CAO countdown: Alternative career routes for school leavers
Post-Leaving Cert courses, apprenticeships are a valuable alternative to the CAO
There has been an increase in the number of new apprenticeships offered to students across a wide range of industry sectors in recent years. Photograph: iStock
Even though most of the focus for college choice is on the CAO system, it’s important to remember there are a wide range of other career routes.
The further-education sector has opportunities for students who are gifted in specific subject areas or who may not secure the points they want through the CAO, but who may do very well in a post-Leaving Cert (PLC) course in the area they want to study.
In the past two years there has been an explosion in the number of new apprenticeships offered to students across a wide range of industry sectors, including financial services.
These “earn and learn” opportunities include paid work placements of up to €20,000 per year, combined with study in a further education college or institute of technology. These can result in academic awards ranging from higher certificates (level six) to honours degree (level eight).
Students who opt to pursue further education, provided they secure distinctions in all eight modules of a PLC programme, have a very good chance of securing a reserved place in their preferred CAO course for 2019.

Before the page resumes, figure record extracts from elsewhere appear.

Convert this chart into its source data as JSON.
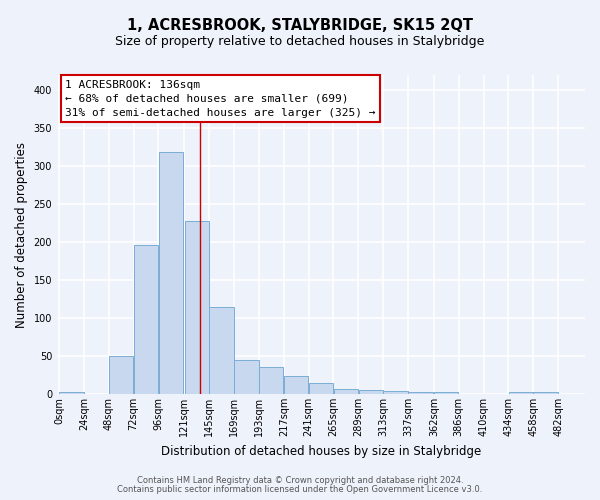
{
  "title": "1, ACRESBROOK, STALYBRIDGE, SK15 2QT",
  "subtitle": "Size of property relative to detached houses in Stalybridge",
  "xlabel": "Distribution of detached houses by size in Stalybridge",
  "ylabel": "Number of detached properties",
  "bar_left_edges": [
    0,
    24,
    48,
    72,
    96,
    121,
    145,
    169,
    193,
    217,
    241,
    265,
    289,
    313,
    337,
    362,
    386,
    410,
    434,
    458
  ],
  "bar_widths": [
    24,
    24,
    24,
    24,
    24,
    24,
    24,
    24,
    24,
    24,
    24,
    24,
    24,
    24,
    24,
    24,
    24,
    24,
    24,
    24
  ],
  "bar_heights": [
    2,
    0,
    50,
    196,
    318,
    228,
    114,
    45,
    35,
    24,
    15,
    7,
    5,
    4,
    3,
    3,
    0,
    0,
    2,
    2
  ],
  "bar_color": "#c8d8ee",
  "bar_edge_color": "#7badd4",
  "ylim": [
    0,
    420
  ],
  "yticks": [
    0,
    50,
    100,
    150,
    200,
    250,
    300,
    350,
    400
  ],
  "xtick_labels": [
    "0sqm",
    "24sqm",
    "48sqm",
    "72sqm",
    "96sqm",
    "121sqm",
    "145sqm",
    "169sqm",
    "193sqm",
    "217sqm",
    "241sqm",
    "265sqm",
    "289sqm",
    "313sqm",
    "337sqm",
    "362sqm",
    "386sqm",
    "410sqm",
    "434sqm",
    "458sqm",
    "482sqm"
  ],
  "vline_x": 136,
  "vline_color": "#cc0000",
  "annotation_line1": "1 ACRESBROOK: 136sqm",
  "annotation_line2": "← 68% of detached houses are smaller (699)",
  "annotation_line3": "31% of semi-detached houses are larger (325) →",
  "annotation_box_color": "#ffffff",
  "annotation_box_edge_color": "#cc0000",
  "footer_line1": "Contains HM Land Registry data © Crown copyright and database right 2024.",
  "footer_line2": "Contains public sector information licensed under the Open Government Licence v3.0.",
  "bg_color": "#eef2fb",
  "plot_bg_color": "#eef2fb",
  "grid_color": "#ffffff",
  "title_fontsize": 10.5,
  "subtitle_fontsize": 9,
  "axis_label_fontsize": 8.5,
  "tick_fontsize": 7,
  "annotation_fontsize": 8,
  "footer_fontsize": 6
}
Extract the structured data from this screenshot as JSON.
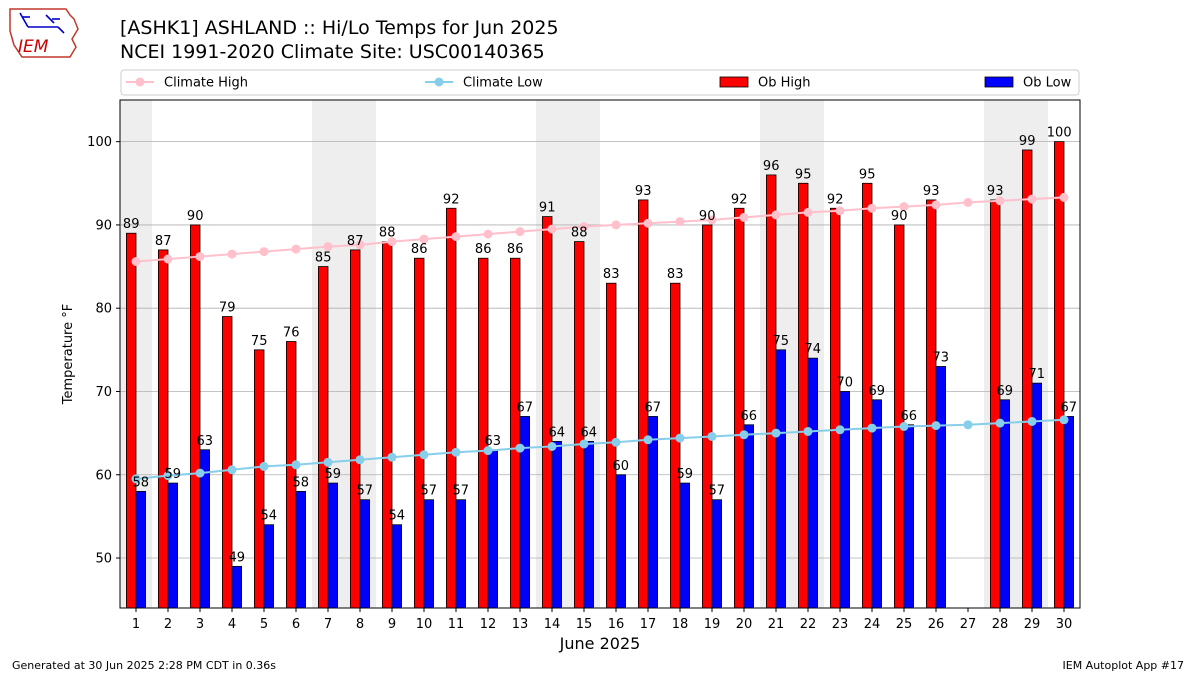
{
  "header": {
    "logo_text": "IEM",
    "title_line1": "[ASHK1] ASHLAND :: Hi/Lo Temps for Jun 2025",
    "title_line2": "NCEI 1991-2020 Climate Site: USC00140365"
  },
  "footer": {
    "generated": "Generated at 30 Jun 2025 2:28 PM CDT in 0.36s",
    "app": "IEM Autoplot App #17"
  },
  "colors": {
    "ob_high": "#ff0000",
    "ob_low": "#0000ff",
    "climate_high": "#ffc0cb",
    "climate_low": "#87ceeb",
    "weekend_shade": "#eeeeee",
    "grid": "#b0b0b0"
  },
  "chart_data": {
    "type": "bar",
    "title": "[ASHK1] ASHLAND :: Hi/Lo Temps for Jun 2025",
    "xlabel": "June 2025",
    "ylabel": "Temperature °F",
    "ylim": [
      44,
      105
    ],
    "yticks": [
      50,
      60,
      70,
      80,
      90,
      100
    ],
    "grid": "y",
    "legend_position": "top",
    "categories": [
      "1",
      "2",
      "3",
      "4",
      "5",
      "6",
      "7",
      "8",
      "9",
      "10",
      "11",
      "12",
      "13",
      "14",
      "15",
      "16",
      "17",
      "18",
      "19",
      "20",
      "21",
      "22",
      "23",
      "24",
      "25",
      "26",
      "27",
      "28",
      "29",
      "30"
    ],
    "weekend_days": [
      1,
      7,
      8,
      14,
      15,
      21,
      22,
      28,
      29
    ],
    "series": [
      {
        "name": "Ob High",
        "kind": "bar",
        "values": [
          89,
          87,
          90,
          79,
          75,
          76,
          85,
          87,
          88,
          86,
          92,
          86,
          86,
          91,
          88,
          83,
          93,
          83,
          90,
          92,
          96,
          95,
          92,
          95,
          90,
          93,
          null,
          93,
          99,
          100
        ]
      },
      {
        "name": "Ob Low",
        "kind": "bar",
        "values": [
          58,
          59,
          63,
          49,
          54,
          58,
          59,
          57,
          54,
          57,
          57,
          63,
          67,
          64,
          64,
          60,
          67,
          59,
          57,
          66,
          75,
          74,
          70,
          69,
          66,
          73,
          null,
          69,
          71,
          67
        ]
      },
      {
        "name": "Climate High",
        "kind": "line",
        "values": [
          85.6,
          85.9,
          86.2,
          86.5,
          86.8,
          87.1,
          87.4,
          87.6,
          88.0,
          88.3,
          88.6,
          88.9,
          89.2,
          89.5,
          89.8,
          90.0,
          90.2,
          90.4,
          90.6,
          90.9,
          91.2,
          91.5,
          91.7,
          92.0,
          92.2,
          92.4,
          92.7,
          92.9,
          93.1,
          93.3
        ]
      },
      {
        "name": "Climate Low",
        "kind": "line",
        "values": [
          59.5,
          59.9,
          60.2,
          60.6,
          61.0,
          61.2,
          61.5,
          61.8,
          62.1,
          62.4,
          62.7,
          62.9,
          63.2,
          63.4,
          63.7,
          63.9,
          64.2,
          64.4,
          64.6,
          64.8,
          65.0,
          65.2,
          65.4,
          65.6,
          65.8,
          65.9,
          66.0,
          66.2,
          66.4,
          66.6
        ]
      }
    ]
  }
}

In the past the links between further-education programmes and third-level were largely confined to courses offered within the institute of technology sector, but last year the university sector expanded its engagement with colleges of further education.
This trend is being driven in part by the realisation that students who excel in a particular discipline in further education are likely to progress successfully through a similar programme at third-level.

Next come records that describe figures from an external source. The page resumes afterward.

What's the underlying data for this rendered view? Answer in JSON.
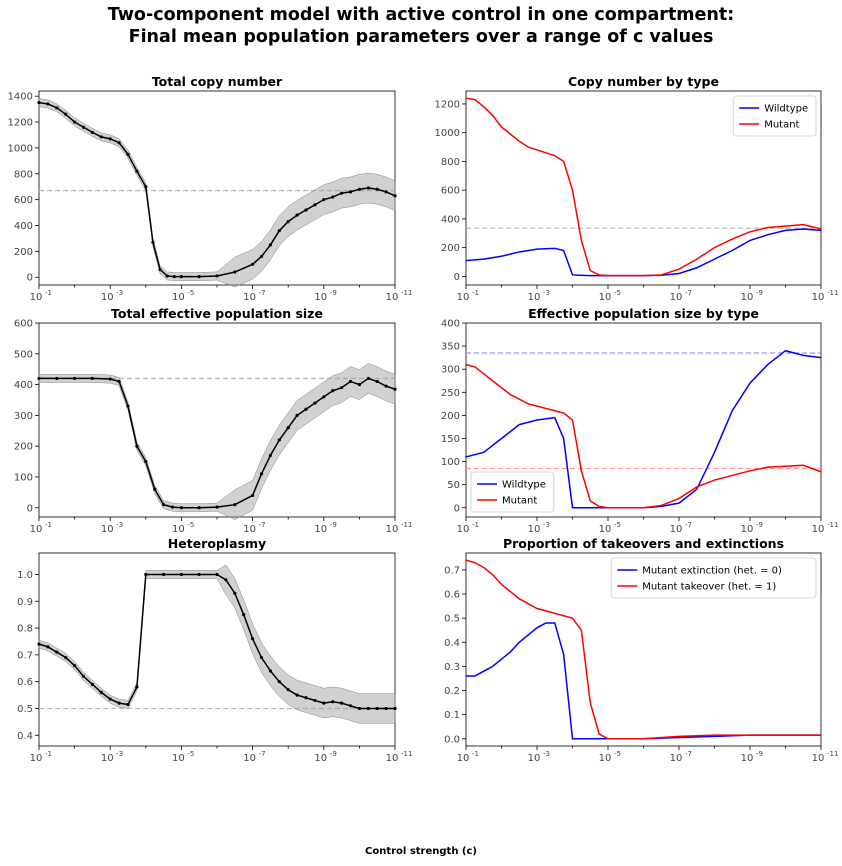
{
  "figure": {
    "title_line1": "Two-component model with active control in one compartment:",
    "title_line2": "Final mean population parameters over a range of c values",
    "xlabel": "Control strength (c)",
    "x_scale": "log, reversed (10^-1 on left to 10^-11 on right)"
  },
  "chart_data": [
    {
      "type": "line",
      "title": "Total copy number",
      "x_ticks": [
        "10^-1",
        "10^-3",
        "10^-5",
        "10^-7",
        "10^-9",
        "10^-11"
      ],
      "ylim": [
        -60,
        1440
      ],
      "y_ticks": [
        0,
        200,
        400,
        600,
        800,
        1000,
        1200,
        1400
      ],
      "reference_line": {
        "y": 670,
        "style": "dashed gray"
      },
      "band": "gray confidence band around series",
      "series": [
        {
          "color": "#000000",
          "markers": true,
          "x_exp": [
            1,
            1.25,
            1.5,
            1.75,
            2,
            2.25,
            2.5,
            2.75,
            3,
            3.25,
            3.5,
            3.75,
            4,
            4.2,
            4.4,
            4.6,
            4.8,
            5,
            5.5,
            6,
            6.5,
            7,
            7.25,
            7.5,
            7.75,
            8,
            8.25,
            8.5,
            8.75,
            9,
            9.25,
            9.5,
            9.75,
            10,
            10.25,
            10.5,
            10.75,
            11
          ],
          "y": [
            1350,
            1340,
            1310,
            1260,
            1200,
            1160,
            1120,
            1085,
            1070,
            1040,
            950,
            820,
            700,
            270,
            60,
            10,
            5,
            5,
            5,
            10,
            40,
            100,
            160,
            250,
            360,
            430,
            480,
            520,
            560,
            600,
            620,
            650,
            660,
            680,
            690,
            680,
            660,
            630
          ]
        }
      ]
    },
    {
      "type": "line",
      "title": "Copy number by type",
      "x_ticks": [
        "10^-1",
        "10^-3",
        "10^-5",
        "10^-7",
        "10^-9",
        "10^-11"
      ],
      "ylim": [
        -60,
        1290
      ],
      "y_ticks": [
        0,
        200,
        400,
        600,
        800,
        1000,
        1200
      ],
      "reference_line": {
        "y": 335,
        "style": "dashed gray"
      },
      "legend": {
        "position": "top-right"
      },
      "series": [
        {
          "name": "Wildtype",
          "color": "#0000ff",
          "x_exp": [
            1,
            1.5,
            2,
            2.5,
            3,
            3.5,
            3.75,
            4,
            4.5,
            5,
            5.5,
            6,
            6.5,
            7,
            7.5,
            8,
            8.5,
            9,
            9.5,
            10,
            10.5,
            11
          ],
          "y": [
            110,
            120,
            140,
            170,
            190,
            195,
            180,
            10,
            5,
            5,
            5,
            5,
            8,
            20,
            60,
            120,
            180,
            250,
            290,
            320,
            330,
            320
          ]
        },
        {
          "name": "Mutant",
          "color": "#ff0000",
          "x_exp": [
            1,
            1.25,
            1.5,
            1.75,
            2,
            2.25,
            2.5,
            2.75,
            3,
            3.25,
            3.5,
            3.75,
            4,
            4.25,
            4.5,
            4.75,
            5,
            5.5,
            6,
            6.5,
            7,
            7.5,
            8,
            8.5,
            9,
            9.5,
            10,
            10.5,
            11
          ],
          "y": [
            1240,
            1230,
            1180,
            1120,
            1040,
            990,
            940,
            900,
            880,
            860,
            840,
            800,
            600,
            250,
            40,
            10,
            5,
            5,
            5,
            10,
            50,
            120,
            200,
            260,
            310,
            340,
            350,
            360,
            330
          ]
        }
      ]
    },
    {
      "type": "line",
      "title": "Total effective population size",
      "x_ticks": [
        "10^-1",
        "10^-3",
        "10^-5",
        "10^-7",
        "10^-9",
        "10^-11"
      ],
      "ylim": [
        -30,
        600
      ],
      "y_ticks": [
        0,
        100,
        200,
        300,
        400,
        500,
        600
      ],
      "reference_line": {
        "y": 420,
        "style": "dashed gray"
      },
      "band": "gray confidence band around series",
      "series": [
        {
          "color": "#000000",
          "markers": true,
          "x_exp": [
            1,
            1.5,
            2,
            2.5,
            3,
            3.25,
            3.5,
            3.75,
            4,
            4.25,
            4.5,
            4.75,
            5,
            5.5,
            6,
            6.5,
            7,
            7.25,
            7.5,
            7.75,
            8,
            8.25,
            8.5,
            8.75,
            9,
            9.25,
            9.5,
            9.75,
            10,
            10.25,
            10.5,
            10.75,
            11
          ],
          "y": [
            420,
            420,
            420,
            420,
            418,
            410,
            330,
            200,
            150,
            60,
            10,
            2,
            0,
            0,
            2,
            10,
            40,
            110,
            170,
            220,
            260,
            300,
            320,
            340,
            360,
            380,
            390,
            410,
            400,
            420,
            410,
            395,
            385
          ]
        }
      ]
    },
    {
      "type": "line",
      "title": "Effective population size by type",
      "x_ticks": [
        "10^-1",
        "10^-3",
        "10^-5",
        "10^-7",
        "10^-9",
        "10^-11"
      ],
      "ylim": [
        -20,
        400
      ],
      "y_ticks": [
        0,
        50,
        100,
        150,
        200,
        250,
        300,
        350,
        400
      ],
      "reference_lines": [
        {
          "y": 335,
          "style": "dashed light blue"
        },
        {
          "y": 85,
          "style": "dashed light red"
        }
      ],
      "legend": {
        "position": "bottom-left"
      },
      "series": [
        {
          "name": "Wildtype",
          "color": "#0000ff",
          "x_exp": [
            1,
            1.5,
            2,
            2.5,
            3,
            3.5,
            3.75,
            4,
            4.5,
            5,
            5.5,
            6,
            6.5,
            7,
            7.5,
            8,
            8.5,
            9,
            9.5,
            10,
            10.5,
            11
          ],
          "y": [
            110,
            120,
            150,
            180,
            190,
            195,
            150,
            0,
            0,
            0,
            0,
            0,
            3,
            10,
            40,
            120,
            210,
            270,
            310,
            340,
            330,
            325
          ]
        },
        {
          "name": "Mutant",
          "color": "#ff0000",
          "x_exp": [
            1,
            1.25,
            1.5,
            1.75,
            2,
            2.25,
            2.5,
            2.75,
            3,
            3.25,
            3.5,
            3.75,
            4,
            4.25,
            4.5,
            4.75,
            5,
            5.5,
            6,
            6.5,
            7,
            7.5,
            8,
            8.5,
            9,
            9.5,
            10,
            10.5,
            11
          ],
          "y": [
            310,
            305,
            290,
            275,
            260,
            245,
            235,
            225,
            220,
            215,
            210,
            205,
            190,
            80,
            15,
            3,
            0,
            0,
            0,
            5,
            20,
            45,
            60,
            70,
            80,
            88,
            90,
            92,
            78
          ]
        }
      ]
    },
    {
      "type": "line",
      "title": "Heteroplasmy",
      "x_ticks": [
        "10^-1",
        "10^-3",
        "10^-5",
        "10^-7",
        "10^-9",
        "10^-11"
      ],
      "ylim": [
        0.36,
        1.08
      ],
      "y_ticks": [
        0.4,
        0.5,
        0.6,
        0.7,
        0.8,
        0.9,
        1.0
      ],
      "reference_line": {
        "y": 0.5,
        "style": "dashed gray"
      },
      "band": "gray confidence band around series",
      "series": [
        {
          "color": "#000000",
          "markers": true,
          "x_exp": [
            1,
            1.25,
            1.5,
            1.75,
            2,
            2.25,
            2.5,
            2.75,
            3,
            3.25,
            3.5,
            3.75,
            4,
            4.5,
            5,
            5.5,
            6,
            6.25,
            6.5,
            6.75,
            7,
            7.25,
            7.5,
            7.75,
            8,
            8.25,
            8.5,
            8.75,
            9,
            9.25,
            9.5,
            9.75,
            10,
            10.25,
            10.5,
            10.75,
            11
          ],
          "y": [
            0.74,
            0.73,
            0.71,
            0.69,
            0.66,
            0.62,
            0.59,
            0.56,
            0.535,
            0.52,
            0.515,
            0.58,
            1.0,
            1.0,
            1.0,
            1.0,
            1.0,
            0.98,
            0.93,
            0.85,
            0.76,
            0.69,
            0.64,
            0.6,
            0.57,
            0.55,
            0.54,
            0.53,
            0.52,
            0.525,
            0.52,
            0.51,
            0.5,
            0.5,
            0.5,
            0.5,
            0.5
          ]
        }
      ]
    },
    {
      "type": "line",
      "title": "Proportion of takeovers and extinctions",
      "x_ticks": [
        "10^-1",
        "10^-3",
        "10^-5",
        "10^-7",
        "10^-9",
        "10^-11"
      ],
      "ylim": [
        -0.03,
        0.77
      ],
      "y_ticks": [
        0.0,
        0.1,
        0.2,
        0.3,
        0.4,
        0.5,
        0.6,
        0.7
      ],
      "legend": {
        "position": "top-right"
      },
      "series": [
        {
          "name": "Mutant extinction (het. = 0)",
          "color": "#0000ff",
          "x_exp": [
            1,
            1.25,
            1.5,
            1.75,
            2,
            2.25,
            2.5,
            2.75,
            3,
            3.25,
            3.5,
            3.75,
            4,
            4.5,
            5,
            6,
            7,
            8,
            9,
            10,
            11
          ],
          "y": [
            0.26,
            0.26,
            0.28,
            0.3,
            0.33,
            0.36,
            0.4,
            0.43,
            0.46,
            0.48,
            0.48,
            0.35,
            0.0,
            0.0,
            0.0,
            0.0,
            0.005,
            0.01,
            0.015,
            0.015,
            0.015
          ]
        },
        {
          "name": "Mutant takeover (het. = 1)",
          "color": "#ff0000",
          "x_exp": [
            1,
            1.25,
            1.5,
            1.75,
            2,
            2.25,
            2.5,
            2.75,
            3,
            3.25,
            3.5,
            3.75,
            4,
            4.25,
            4.5,
            4.75,
            5,
            6,
            7,
            8,
            9,
            10,
            11
          ],
          "y": [
            0.74,
            0.73,
            0.71,
            0.68,
            0.64,
            0.61,
            0.58,
            0.56,
            0.54,
            0.53,
            0.52,
            0.51,
            0.5,
            0.45,
            0.15,
            0.02,
            0.0,
            0.0,
            0.01,
            0.015,
            0.015,
            0.015,
            0.015
          ]
        }
      ]
    }
  ]
}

PLC programmes also offer opportunities to gain practical skills for employment in a trade or craft, such as auctioneering, hairdressing, beauty, or fire and ambulance services. For many, a practical skill acquired within the further education sector is a passport to a well-paid, secure job.
Those interested in a course offered through their local PLC colleges should visit their websites and explore their course offerings.
Places in further education courses are offered through an online application process on each institution’s website, as there is yet no central application process for the further-education sector. There may be a small application fee at that stage.
All applicants are called to interview to determine suitability. If candidates are deemed suitable, places are offered on a first-come, first-served basis in most cases, making it very difficult or impossible for new applicants to secure places later in the year.
Apprenticeships are also bouncing back, after the number collapsed during the recession.
While most of us are familiar with craft-type apprenticeships, there are many new programmes appearing.
These include apprenticeships in insurance practice, industrial electrical engineering, polymer processing technology, manufacturing technology and apprenticeships for manufacturing engineers, accounting technicians, commis chefs, and those in international financial services and ICT.
Further new apprenticeships are to be submitted for validation to Quality and Qualifications Ireland (QQI) shortly and, subject to successful validation, are expected to get under way this year. For more information, visit apprenticeship.ie.
Construction is also a big growth area. There is now a dedicated website managed by the Construction Industry Federation (apprentices.ie) for young people interested in registering their interest in a particular trade. Prospective employers can contact them directly through this site.
Apprenticeships are going to be a big growth area. There are currently about 12,000 apprentices with 4,900 participating employers and there are plans to expand those numbers dramatically by the end of the decade.